While there are nuances to it, most laws today violate rights. Government and law regulate many or most aspects of trade, business and everyday life. As a practising lawyer one is hired in to represent a range of businesses and individuals. In the case that the objective is to defend the individual or company from Government claims, or as a plaintiff against Government, either it be in criminal or civil law, it is morally consistent to defend the individual or company. However, many legal disputes are of the civil kind where businesses meet individuals, businesses meet businesses or individuals meet individuals.
Let's assume the laws in the following cases violate rights, i.e. they would not exist in the ideal Objectivist laissez-faire system.
In the case that one's client is the defendant, I think it is a moral practise of the lawyer.

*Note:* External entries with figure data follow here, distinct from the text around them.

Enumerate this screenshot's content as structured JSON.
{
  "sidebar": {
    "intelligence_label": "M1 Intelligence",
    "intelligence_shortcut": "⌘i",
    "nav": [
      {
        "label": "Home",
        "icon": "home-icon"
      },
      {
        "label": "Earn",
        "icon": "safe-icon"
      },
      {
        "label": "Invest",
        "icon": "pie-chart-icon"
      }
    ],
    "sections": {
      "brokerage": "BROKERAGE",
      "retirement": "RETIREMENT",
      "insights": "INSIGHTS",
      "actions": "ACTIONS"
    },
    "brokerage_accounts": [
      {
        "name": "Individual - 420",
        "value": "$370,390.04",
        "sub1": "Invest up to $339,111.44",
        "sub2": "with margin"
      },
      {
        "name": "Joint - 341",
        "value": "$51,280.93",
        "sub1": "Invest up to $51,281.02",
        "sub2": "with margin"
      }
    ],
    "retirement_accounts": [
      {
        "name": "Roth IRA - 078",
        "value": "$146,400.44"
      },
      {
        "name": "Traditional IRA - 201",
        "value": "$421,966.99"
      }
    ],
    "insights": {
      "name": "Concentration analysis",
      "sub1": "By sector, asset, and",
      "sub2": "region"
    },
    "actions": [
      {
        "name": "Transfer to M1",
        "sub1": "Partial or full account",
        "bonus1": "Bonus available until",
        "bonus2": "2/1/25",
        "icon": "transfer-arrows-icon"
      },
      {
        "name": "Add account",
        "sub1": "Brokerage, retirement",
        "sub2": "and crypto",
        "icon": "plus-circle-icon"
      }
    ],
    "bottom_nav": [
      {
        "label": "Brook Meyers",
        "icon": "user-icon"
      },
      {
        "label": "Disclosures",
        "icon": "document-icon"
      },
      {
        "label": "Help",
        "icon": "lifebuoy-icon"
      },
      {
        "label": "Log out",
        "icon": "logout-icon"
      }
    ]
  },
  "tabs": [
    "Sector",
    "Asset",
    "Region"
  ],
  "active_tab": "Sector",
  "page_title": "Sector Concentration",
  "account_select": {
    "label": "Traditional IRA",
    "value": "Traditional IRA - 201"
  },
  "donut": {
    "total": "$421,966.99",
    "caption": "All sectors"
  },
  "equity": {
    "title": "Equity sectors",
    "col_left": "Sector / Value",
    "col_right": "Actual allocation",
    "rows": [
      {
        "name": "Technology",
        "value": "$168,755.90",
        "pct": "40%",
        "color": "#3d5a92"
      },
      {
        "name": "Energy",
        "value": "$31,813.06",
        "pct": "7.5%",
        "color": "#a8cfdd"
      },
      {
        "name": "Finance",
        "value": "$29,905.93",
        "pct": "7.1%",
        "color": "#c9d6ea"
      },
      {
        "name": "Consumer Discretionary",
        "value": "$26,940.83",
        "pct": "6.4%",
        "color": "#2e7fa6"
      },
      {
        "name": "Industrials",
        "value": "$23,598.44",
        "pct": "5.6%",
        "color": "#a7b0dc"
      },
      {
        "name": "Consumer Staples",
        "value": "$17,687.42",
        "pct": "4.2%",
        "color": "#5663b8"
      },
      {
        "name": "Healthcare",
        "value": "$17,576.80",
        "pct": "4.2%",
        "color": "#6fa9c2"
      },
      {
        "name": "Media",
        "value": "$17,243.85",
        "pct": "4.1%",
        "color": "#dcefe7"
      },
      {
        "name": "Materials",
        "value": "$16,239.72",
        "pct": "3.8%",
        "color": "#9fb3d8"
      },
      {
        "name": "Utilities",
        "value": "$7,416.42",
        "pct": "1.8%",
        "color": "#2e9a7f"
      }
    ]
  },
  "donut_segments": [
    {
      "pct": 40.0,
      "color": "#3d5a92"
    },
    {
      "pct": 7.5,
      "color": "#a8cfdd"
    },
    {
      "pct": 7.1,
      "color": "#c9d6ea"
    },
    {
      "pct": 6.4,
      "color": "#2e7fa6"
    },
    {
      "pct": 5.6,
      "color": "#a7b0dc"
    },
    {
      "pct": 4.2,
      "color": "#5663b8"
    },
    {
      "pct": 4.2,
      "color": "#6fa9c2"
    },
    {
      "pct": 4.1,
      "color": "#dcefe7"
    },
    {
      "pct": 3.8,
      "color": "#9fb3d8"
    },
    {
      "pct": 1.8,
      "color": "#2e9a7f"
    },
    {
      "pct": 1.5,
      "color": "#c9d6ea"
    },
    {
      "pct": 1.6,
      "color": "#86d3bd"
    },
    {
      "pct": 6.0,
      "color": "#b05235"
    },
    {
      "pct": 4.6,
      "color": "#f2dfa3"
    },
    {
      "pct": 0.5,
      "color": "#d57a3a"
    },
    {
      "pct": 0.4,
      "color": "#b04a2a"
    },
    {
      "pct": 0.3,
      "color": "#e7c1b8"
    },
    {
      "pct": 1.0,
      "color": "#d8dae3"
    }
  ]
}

This is basically due to the fact that one then is helping the defendant to avoid laws to be enforced onto the defendant, laws which ultimately are threats of coercive violence and a coercion that is not the result of that the defendant has infrigned the plaintiff's individual rights.
However, in the case of being the plaintiff, one is trying to make sure the defendant is effectively bowing to these threats of coercion. Is this moral?

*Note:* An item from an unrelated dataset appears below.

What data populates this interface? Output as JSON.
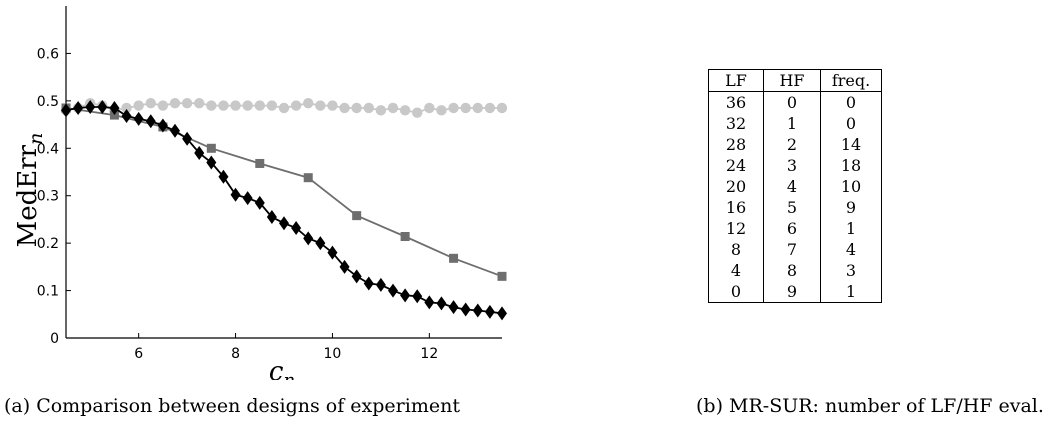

I agree with FCH, but I figured I'd put it as an answer rather than a comment, even though the substance is the same (I hate to see those unanswered questions! ;-)
Yes, it is immoral to be an accessory to a rights violation.
Note, also the related problem (which I think raises its ugly head much more frequently) of asserting a valid law frivolously. I believe this is also immoral.
Also, it sounded like you thought only plaintiffs' attorneys or government prosecutors were susceptible to wielding rights violating laws to the detriment of others; that anything a defense attorney did was essentially okay because they were defending someone from coercive government power (if I am wrong on that, please correct me). Note that there are many rights-violating laws that can be asserted as a defense by defendants---I'll give you two examples out of many possibilities: first, defendants accused of infringing a patent very often assert the defense that the patent is invalid because it violates the anti-trust laws (which are obviously horrendous laws); second, in modern contract law many perfectly valid contracts will be nullified because the parties had unequal "bargaining power." In such cases a person with a legitimate claim will not be compensated because a bad law was used by a defendant. This to me is just as bad as a plaintiff wielding bad law on the offensive, because a harmed individual has a right to redress of his injuries, and that redress has been thwarted by bad law.
As for FCH's musings about a law that would violate one party's rights if not asserted, but would also violate the other party's rights if it is asserted, I cannot think of any real laws that do so (I can think of laws that are unfair to both parties, but that is not the same thing). An imaginary law that might fit the bill would be any law that requires a party to assert a bad claim against another party or suffer a penalty themselves. For example, in the realm of anti-trust, one could easily imagine a law requiring a party who knows about potentially collusive behavior to initiate a lawsuit charging an anti-trust violation based on that behavior, or be charged as an accessory if they don't (essentially this would conscript citizens into helping the government enforce the unjust law or be persecuted themselves).